Regularization & Shrinkage

Classical regression tries to fit the data as well as possible. Regularization adds a second goal: keep the model controlled. That extra constraint reduces coefficient instability, softens overfitting, and makes the model less fragile under noisy or collinear predictors.

Start with why unconstrained coefficients explode, then move into ridge, lasso, and elastic net, then connect the result to bias-variance tradeoff, multicollinearity, and model stability.

Why unconstrained regression becomes unstable

Pure fit logic

Ordinary least squares only asks one question: which coefficients minimise residual error on the observed sample?

When predictors are noisy, correlated, or numerous, that freedom can produce large and unstable coefficients.

OLS cares only about fit

Regularized logic

Regularization adds a penalty for complexity. The model is no longer rewarded only for fitting the sample, but also for staying small, stable, and better behaved.

That is why some bias is introduced on purpose: to reduce variance and improve generalization.

Regularization = fit + discipline
Validation angle: very large coefficients, frequent sign flips, and unstable variable importance across samples are usually warnings that the unconstrained model is too brittle.

A useful order for learning shrinkage

01

Start with coefficient instability

Before penalties make sense, first understand why free coefficients become noisy under weak data structure.

02

Then compare the penalty shapes

Ridge shrinks continuously, lasso can force exact zeros, and elastic net blends both behaviours.

03

Then watch the coefficient path

The path across lambda explains more intuitively than the closed-form formulas alone.

04

Then connect to prediction error

The real payoff is not prettier coefficients, but a better bias-variance balance and more stable out-of-sample behaviour.

Ridge, Lasso, and Elastic Net under one slider

Increase lambda and watch coefficients shrink. Compare how ridge keeps all variables alive, lasso drops some to zero, and elastic net behaves in between.

The path tells the story

Instead of one lambda, view the whole shrinkage path.
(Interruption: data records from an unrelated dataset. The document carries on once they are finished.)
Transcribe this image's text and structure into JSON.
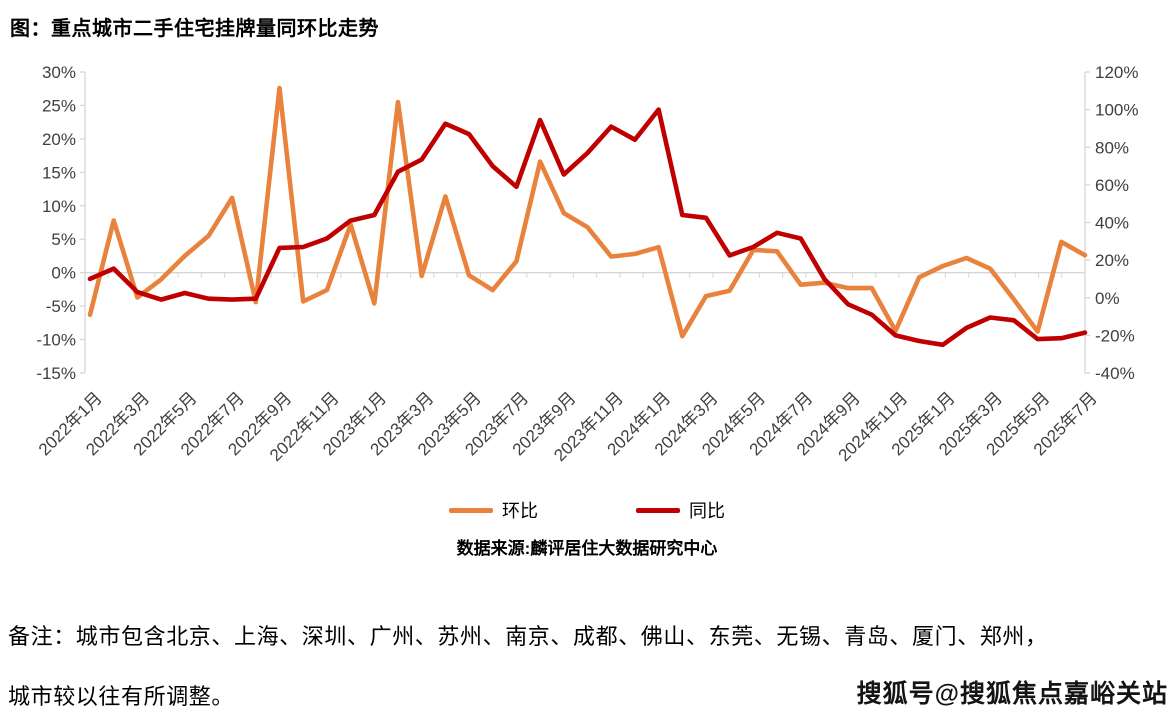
{
  "title": "图：重点城市二手住宅挂牌量同环比走势",
  "chart_data": {
    "type": "line",
    "title": "图：重点城市二手住宅挂牌量同环比走势",
    "categories": [
      "2022年1月",
      "2022年2月",
      "2022年3月",
      "2022年4月",
      "2022年5月",
      "2022年6月",
      "2022年7月",
      "2022年8月",
      "2022年9月",
      "2022年10月",
      "2022年11月",
      "2022年12月",
      "2023年1月",
      "2023年2月",
      "2023年3月",
      "2023年4月",
      "2023年5月",
      "2023年6月",
      "2023年7月",
      "2023年8月",
      "2023年9月",
      "2023年10月",
      "2023年11月",
      "2023年12月",
      "2024年1月",
      "2024年2月",
      "2024年3月",
      "2024年4月",
      "2024年5月",
      "2024年6月",
      "2024年7月",
      "2024年8月",
      "2024年9月",
      "2024年10月",
      "2024年11月",
      "2024年12月",
      "2025年1月",
      "2025年2月",
      "2025年3月",
      "2025年4月",
      "2025年5月",
      "2025年6月",
      "2025年7月"
    ],
    "x_label_every": 2,
    "series": [
      {
        "name": "环比",
        "axis": "left",
        "color": "#E8823C",
        "values": [
          -6.3,
          7.8,
          -3.7,
          -1.0,
          2.5,
          5.5,
          11.2,
          -4.4,
          27.6,
          -4.3,
          -2.6,
          7.2,
          -4.6,
          25.5,
          -0.5,
          11.4,
          -0.4,
          -2.6,
          1.7,
          16.6,
          8.9,
          6.8,
          2.4,
          2.8,
          3.8,
          -9.5,
          -3.5,
          -2.7,
          3.4,
          3.2,
          -1.8,
          -1.5,
          -2.3,
          -2.3,
          -8.7,
          -0.7,
          1.0,
          2.2,
          0.6,
          -4.0,
          -8.8,
          4.6,
          2.6
        ]
      },
      {
        "name": "同比",
        "axis": "right",
        "color": "#C00000",
        "values": [
          10,
          15.5,
          3,
          -1,
          2.5,
          -0.5,
          -1,
          -0.5,
          26.5,
          27,
          31.5,
          41,
          44,
          67,
          73.5,
          92.5,
          87,
          70,
          59,
          94.5,
          65.5,
          77,
          91,
          84,
          100,
          44,
          42.5,
          22.5,
          27,
          34.5,
          31.5,
          10,
          -3.5,
          -9,
          -20,
          -23,
          -25,
          -16,
          -10.5,
          -12,
          -22,
          -21.5,
          -18.5
        ]
      }
    ],
    "axes": {
      "left": {
        "min": -15,
        "max": 30,
        "step": 5,
        "unit": "%"
      },
      "right": {
        "min": -40,
        "max": 120,
        "step": 20,
        "unit": "%"
      }
    },
    "gridlines": "zero-line-only",
    "legend_position": "bottom-center",
    "source": "数据来源:麟评居住大数据研究中心"
  },
  "note": {
    "line1": "备注：城市包含北京、上海、深圳、广州、苏州、南京、成都、佛山、东莞、无锡、青岛、厦门、郑州，",
    "line2": "城市较以往有所调整。"
  },
  "watermark": "搜狐号@搜狐焦点嘉峪关站",
  "colors": {
    "axis_line": "#D6D6D6",
    "tick_text": "#3f3f3f"
  }
}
This is often the clearest way to understand which variables are robust and which survive only when the model is allowed to be too flexible.

Ridge / Lasso coefficient path

Method

Reading the path: variables that remain material across wide lambda ranges are usually more robust than variables that vanish immediately.
Interpretation caution: lasso dropping a variable to zero does not prove the variable is useless in the real world. It only means the penalized optimization found a cheaper representation.
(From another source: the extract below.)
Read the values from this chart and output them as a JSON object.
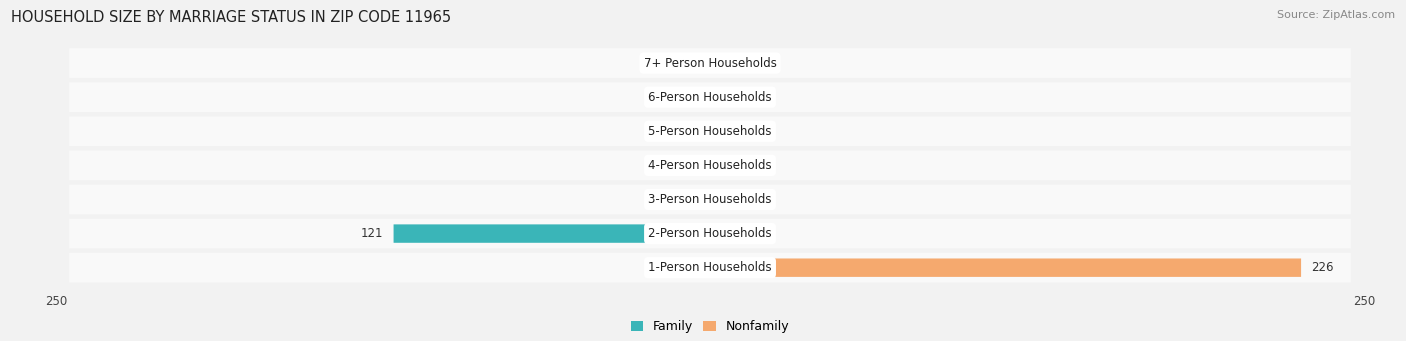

Why adding bias can lower total error

This is the central logic of shrinkage. Training error rises with stronger penalties, but test error often improves until the model becomes too constrained.
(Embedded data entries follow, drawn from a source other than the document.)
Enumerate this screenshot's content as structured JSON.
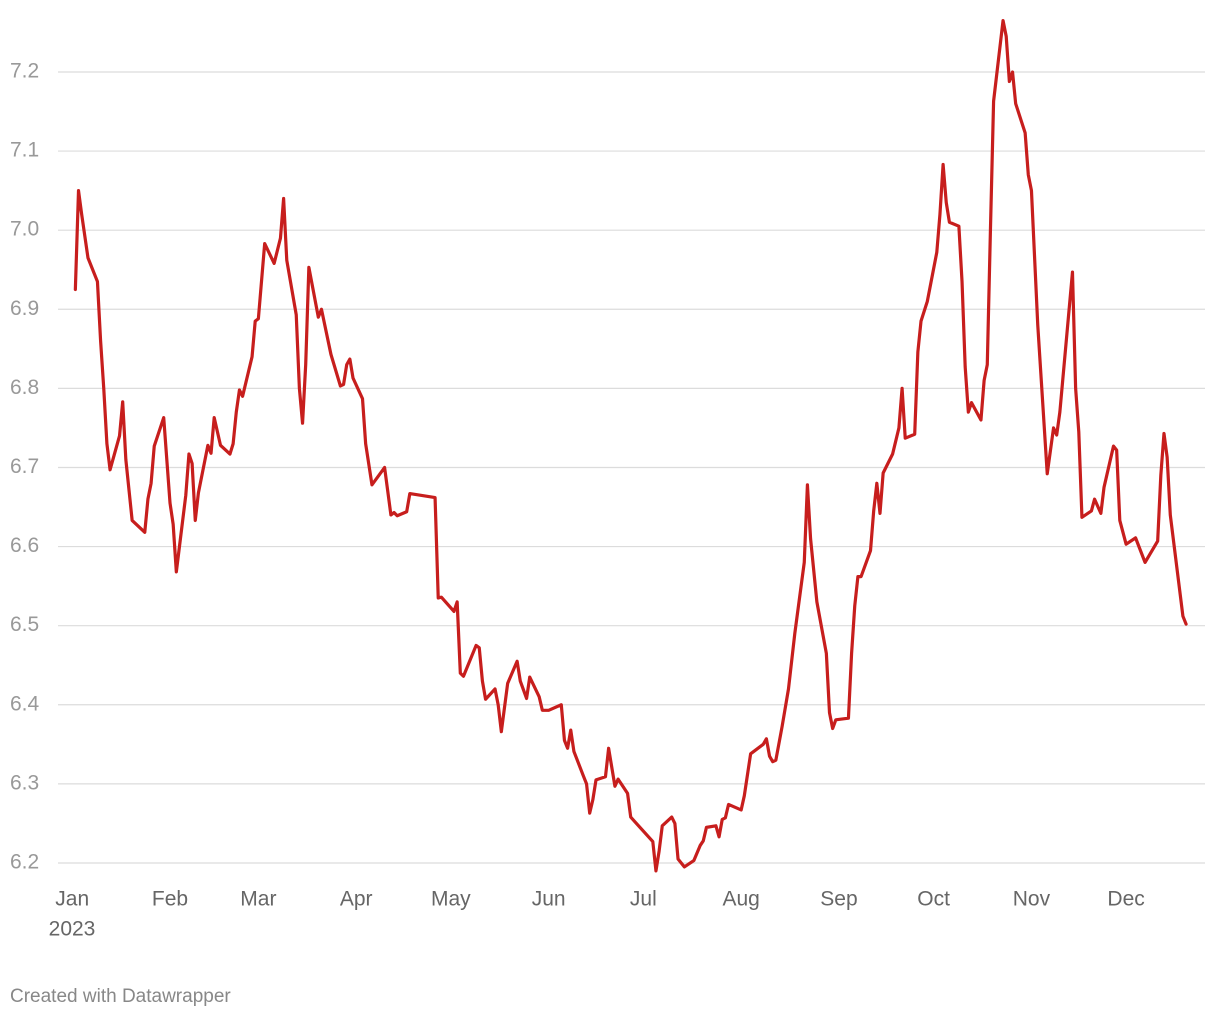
{
  "chart_data": {
    "type": "line",
    "x": [
      1,
      2,
      3,
      5,
      8,
      9,
      10,
      11,
      12,
      15,
      16,
      17,
      19,
      23,
      24,
      25,
      26,
      29,
      31,
      32,
      33,
      36,
      37,
      38,
      39,
      40,
      43,
      44,
      45,
      47,
      50,
      51,
      52,
      53,
      54,
      57,
      58,
      59,
      61,
      64,
      66,
      67,
      68,
      71,
      72,
      73,
      74,
      75,
      78,
      79,
      82,
      85,
      86,
      87,
      88,
      89,
      92,
      93,
      95,
      99,
      101,
      102,
      103,
      106,
      107,
      115,
      116,
      117,
      121,
      122,
      123,
      124,
      128,
      129,
      130,
      131,
      134,
      135,
      136,
      138,
      141,
      142,
      144,
      145,
      148,
      149,
      151,
      155,
      156,
      157,
      158,
      159,
      162,
      163,
      164,
      165,
      166,
      169,
      170,
      172,
      173,
      176,
      177,
      184,
      185,
      186,
      187,
      190,
      191,
      192,
      194,
      197,
      199,
      200,
      201,
      204,
      205,
      206,
      207,
      208,
      212,
      213,
      215,
      219,
      220,
      221,
      222,
      223,
      225,
      227,
      229,
      232,
      233,
      234,
      236,
      239,
      240,
      241,
      242,
      246,
      247,
      248,
      249,
      250,
      253,
      254,
      255,
      256,
      257,
      260,
      262,
      263,
      264,
      267,
      268,
      269,
      271,
      274,
      275,
      276,
      277,
      278,
      281,
      282,
      283,
      284,
      285,
      288,
      289,
      290,
      291,
      292,
      295,
      296,
      297,
      298,
      299,
      302,
      303,
      304,
      306,
      309,
      311,
      312,
      313,
      317,
      318,
      319,
      320,
      323,
      324,
      326,
      327,
      330,
      331,
      332,
      334,
      337,
      340,
      344,
      345,
      346,
      347,
      348,
      352,
      353
    ],
    "values": [
      6.925,
      7.05,
      7.02,
      6.965,
      6.935,
      6.86,
      6.8,
      6.73,
      6.697,
      6.74,
      6.783,
      6.71,
      6.633,
      6.618,
      6.66,
      6.68,
      6.727,
      6.763,
      6.655,
      6.628,
      6.568,
      6.665,
      6.717,
      6.705,
      6.633,
      6.668,
      6.728,
      6.718,
      6.763,
      6.728,
      6.717,
      6.73,
      6.77,
      6.798,
      6.79,
      6.84,
      6.885,
      6.888,
      6.983,
      6.958,
      6.99,
      7.04,
      6.962,
      6.893,
      6.8,
      6.756,
      6.83,
      6.953,
      6.89,
      6.9,
      6.843,
      6.803,
      6.805,
      6.83,
      6.837,
      6.813,
      6.787,
      6.73,
      6.678,
      6.7,
      6.64,
      6.643,
      6.639,
      6.644,
      6.667,
      6.662,
      6.535,
      6.536,
      6.518,
      6.53,
      6.44,
      6.436,
      6.475,
      6.472,
      6.43,
      6.407,
      6.42,
      6.4,
      6.366,
      6.427,
      6.455,
      6.43,
      6.408,
      6.435,
      6.41,
      6.393,
      6.393,
      6.4,
      6.355,
      6.345,
      6.368,
      6.341,
      6.31,
      6.3,
      6.263,
      6.28,
      6.305,
      6.309,
      6.345,
      6.297,
      6.306,
      6.288,
      6.258,
      6.227,
      6.19,
      6.215,
      6.247,
      6.258,
      6.25,
      6.205,
      6.195,
      6.203,
      6.222,
      6.228,
      6.245,
      6.247,
      6.233,
      6.255,
      6.257,
      6.274,
      6.267,
      6.285,
      6.338,
      6.35,
      6.357,
      6.335,
      6.328,
      6.33,
      6.373,
      6.42,
      6.49,
      6.58,
      6.678,
      6.61,
      6.53,
      6.465,
      6.39,
      6.37,
      6.381,
      6.383,
      6.465,
      6.525,
      6.562,
      6.562,
      6.595,
      6.645,
      6.68,
      6.642,
      6.693,
      6.717,
      6.75,
      6.8,
      6.737,
      6.742,
      6.846,
      6.885,
      6.91,
      6.972,
      7.02,
      7.083,
      7.035,
      7.01,
      7.005,
      6.935,
      6.827,
      6.77,
      6.782,
      6.76,
      6.81,
      6.83,
      7.0,
      7.163,
      7.265,
      7.245,
      7.188,
      7.2,
      7.16,
      7.123,
      7.07,
      7.05,
      6.88,
      6.692,
      6.75,
      6.741,
      6.77,
      6.947,
      6.8,
      6.745,
      6.637,
      6.645,
      6.66,
      6.642,
      6.675,
      6.727,
      6.722,
      6.633,
      6.603,
      6.611,
      6.58,
      6.607,
      6.69,
      6.743,
      6.713,
      6.64,
      6.512,
      6.502
    ],
    "color": "#c71e1d",
    "xlim": [
      -4.5,
      359
    ],
    "xticks": [
      {
        "value": 0,
        "label": "Jan"
      },
      {
        "value": 31,
        "label": "Feb"
      },
      {
        "value": 59,
        "label": "Mar"
      },
      {
        "value": 90,
        "label": "Apr"
      },
      {
        "value": 120,
        "label": "May"
      },
      {
        "value": 151,
        "label": "Jun"
      },
      {
        "value": 181,
        "label": "Jul"
      },
      {
        "value": 212,
        "label": "Aug"
      },
      {
        "value": 243,
        "label": "Sep"
      },
      {
        "value": 273,
        "label": "Oct"
      },
      {
        "value": 304,
        "label": "Nov"
      },
      {
        "value": 334,
        "label": "Dec"
      }
    ],
    "year_label": "2023",
    "ylim": [
      6.17,
      7.27
    ],
    "yticks": [
      6.2,
      6.3,
      6.4,
      6.5,
      6.6,
      6.7,
      6.8,
      6.9,
      {
        "value": 7,
        "label": "7.0"
      },
      7.1,
      7.2
    ],
    "grid": true,
    "footer": "Created with Datawrapper"
  }
}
Shrinkage as a response to correlated predictors

When predictors overlap strongly, OLS struggles to allocate weight cleanly. Coefficients become unstable, signs can flip, and tiny sample changes can produce very different models.

Shrinkage methods compared

Method Penalty Main effect Best use case
OLSNonePure fit, no shrinkageClean low-noise, low-collinearity settings
RidgeL2Shrinks all coefficients continuouslyMany correlated predictors, stability focus
LassoL1Shrinks and can set coefficients to zeroSparse solutions, variable selection
Elastic NetL1 + L2Selection + grouped shrinkageCorrelated predictors with sparsity needs
Adaptive LassoWeighted L1More selective variable penalizationWhen selection quality matters strongly

Concepts every validator should keep

bias

Bias is not always bad

In shrinkage methods, a little bias is introduced intentionally to reduce variance and improve generalization.

selection

Variable selection can be unstable

Lasso selection is useful, but in weak-signal settings the selected set can change noticeably across samples.

collinearity

Correlated predictors confuse OLS allocation

When variables overlap heavily, OLS can distribute weight erratically even if the overall fit still looks acceptable.

paths

The whole path matters more than one lambda

A variable that survives across a broad penalty range is often more robust than a variable that appears only at near-zero penalty.

governance

Interpretability can change with shrinkage

Regularized models may be more stable but can also be harder to narrate if coefficients are heavily distorted or grouped effects dominate.

validation

Penalty choice must be validated, not assumed

Lambda and alpha should be justified through validation logic, not selected because a single run happened to look good.

What to leave this page with

Regularization is not a cosmetic add-on to regression. It is a controlled way to trade a little bias for a lot more stability.

The useful order is: first understand why unconstrained coefficients become unstable, then compare ridge, lasso, and elastic net, then inspect the coefficient path, then evaluate how shrinkage changes test error and collinearity behaviour.

Once that structure is clear, shrinkage stops looking like an abstract penalty term and starts looking like a practical tool for building more robust models.